6.1.5 Participants felt a low level of ownership for the co-written scripts. More than half of respondents felt they did not own the result of the AI system. One participant commented that the generated script was only a starting point provided by the AI and that the writer still needed to create their own script. One interpretation is that Dramatron is seen by the industry experts not as much as a full script writing tool but rather as a learning tool to practice writing and a source of inspiration that generates “not necessarily completed works so much as provocations” (p7).
We observed that participants would skim the text and remark on specific inspiring lines, but were less focused on the overall coherence of the discourse. That said, participants did notice if the dialogue of a scene was unrelated to that scene’s beat or log line, and most noticed when the generation had excessive repetition. Thus, we pair our qualitative results with a small set of descriptive statistics measuring these features and relevant to our participants’ feedback.
Lemma-based Jaccard similarity is a metric measuring the overlap between two sets of lemmatised vocabularies. We found that when participants made multiple generations for a scene description, they generally did not choose outputs with greatest Jaccard similarity. We performed a one-sided Wilcox signed-rank test on Jaccard similarity score differences, testing whether chosen output seeds were more similar to the log line provided by participants. We found that the beats for chosen generations are not more similar to the log line when compared to the beats for generations not chosen (W = 28, p = 0.926). In fact, there is a strong trend in the opposite direction. This suggests that word overlap is not predictive of which output generation is selected.

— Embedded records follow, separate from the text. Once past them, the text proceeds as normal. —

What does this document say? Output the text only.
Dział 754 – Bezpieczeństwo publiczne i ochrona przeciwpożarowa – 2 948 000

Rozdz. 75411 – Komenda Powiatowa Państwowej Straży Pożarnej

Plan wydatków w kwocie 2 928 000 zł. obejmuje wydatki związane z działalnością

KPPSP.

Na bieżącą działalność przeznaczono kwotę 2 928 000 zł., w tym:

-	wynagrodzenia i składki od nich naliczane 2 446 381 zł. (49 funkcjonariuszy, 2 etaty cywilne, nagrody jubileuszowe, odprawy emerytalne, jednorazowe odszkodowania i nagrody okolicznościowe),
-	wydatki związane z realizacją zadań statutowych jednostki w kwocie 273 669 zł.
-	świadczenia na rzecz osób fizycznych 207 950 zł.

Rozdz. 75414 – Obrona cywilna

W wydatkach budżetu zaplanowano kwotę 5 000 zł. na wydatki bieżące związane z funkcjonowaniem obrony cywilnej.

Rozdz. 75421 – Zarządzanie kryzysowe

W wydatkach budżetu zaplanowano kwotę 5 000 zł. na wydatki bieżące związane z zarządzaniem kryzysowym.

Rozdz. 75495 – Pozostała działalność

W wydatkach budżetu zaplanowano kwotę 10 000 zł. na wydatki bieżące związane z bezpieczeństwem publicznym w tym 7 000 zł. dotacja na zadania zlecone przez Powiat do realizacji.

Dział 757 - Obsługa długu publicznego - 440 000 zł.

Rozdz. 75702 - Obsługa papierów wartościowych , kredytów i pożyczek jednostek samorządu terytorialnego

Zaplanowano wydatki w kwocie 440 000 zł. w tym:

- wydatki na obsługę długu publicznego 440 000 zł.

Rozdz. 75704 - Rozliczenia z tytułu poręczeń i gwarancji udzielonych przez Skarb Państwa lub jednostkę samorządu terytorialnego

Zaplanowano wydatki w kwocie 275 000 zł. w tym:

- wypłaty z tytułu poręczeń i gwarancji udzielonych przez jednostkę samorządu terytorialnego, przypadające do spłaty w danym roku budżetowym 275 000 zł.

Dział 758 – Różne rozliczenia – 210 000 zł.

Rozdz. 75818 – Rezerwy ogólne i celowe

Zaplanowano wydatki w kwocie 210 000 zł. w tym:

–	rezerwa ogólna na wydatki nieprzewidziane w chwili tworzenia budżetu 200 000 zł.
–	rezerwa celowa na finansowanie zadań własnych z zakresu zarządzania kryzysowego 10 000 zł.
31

Using an open-source repetition scorer [123], we examined the repetition scores for texts where participants generated multiple dialogue outputs but chose only one to incorporate into the script (𝑛 = 3). After computing a one-sided Wilcox signed-rank test, we found no significant difference between the repetition scores for chosen Dramatron output against alternative seed outputs (W = 57, p = 0.467). This finding aligns with our observations in the interactive sessions where participants tended to delete degenerate repetitions, or as one participant (p13) put it: "[Dramatron] puts meat on the bones... And then you trim the fat by going back and forth." We interpret our distance measures as indicators of engagement with Dramatron. Figure 6 (right) displays mean relative Levenshtein distances for each participant, along with Jaccard similarity.
We also report document length differences, to show the directionality of editing (i.e. whether participants are adding or deleting material to or from Dramatron output. Figure 6 (left) shows the mean document length difference by participant. Figure 6 (middle) shows these measures normalised and grouped by type of generation. We notice that four participants tended to add to generated outputs (three of them, p6, p13, and p15 expressed interest in staging the resulting scripts) while eight others tended to remove from and curate the outputs (including p1 who staged productions). We also notice that the plot outline was the least edited part of the script. During co-authorship we observed that participants tended to delete longer location descriptions and parts of dialogue (especially loops), and rewrite the character descriptions.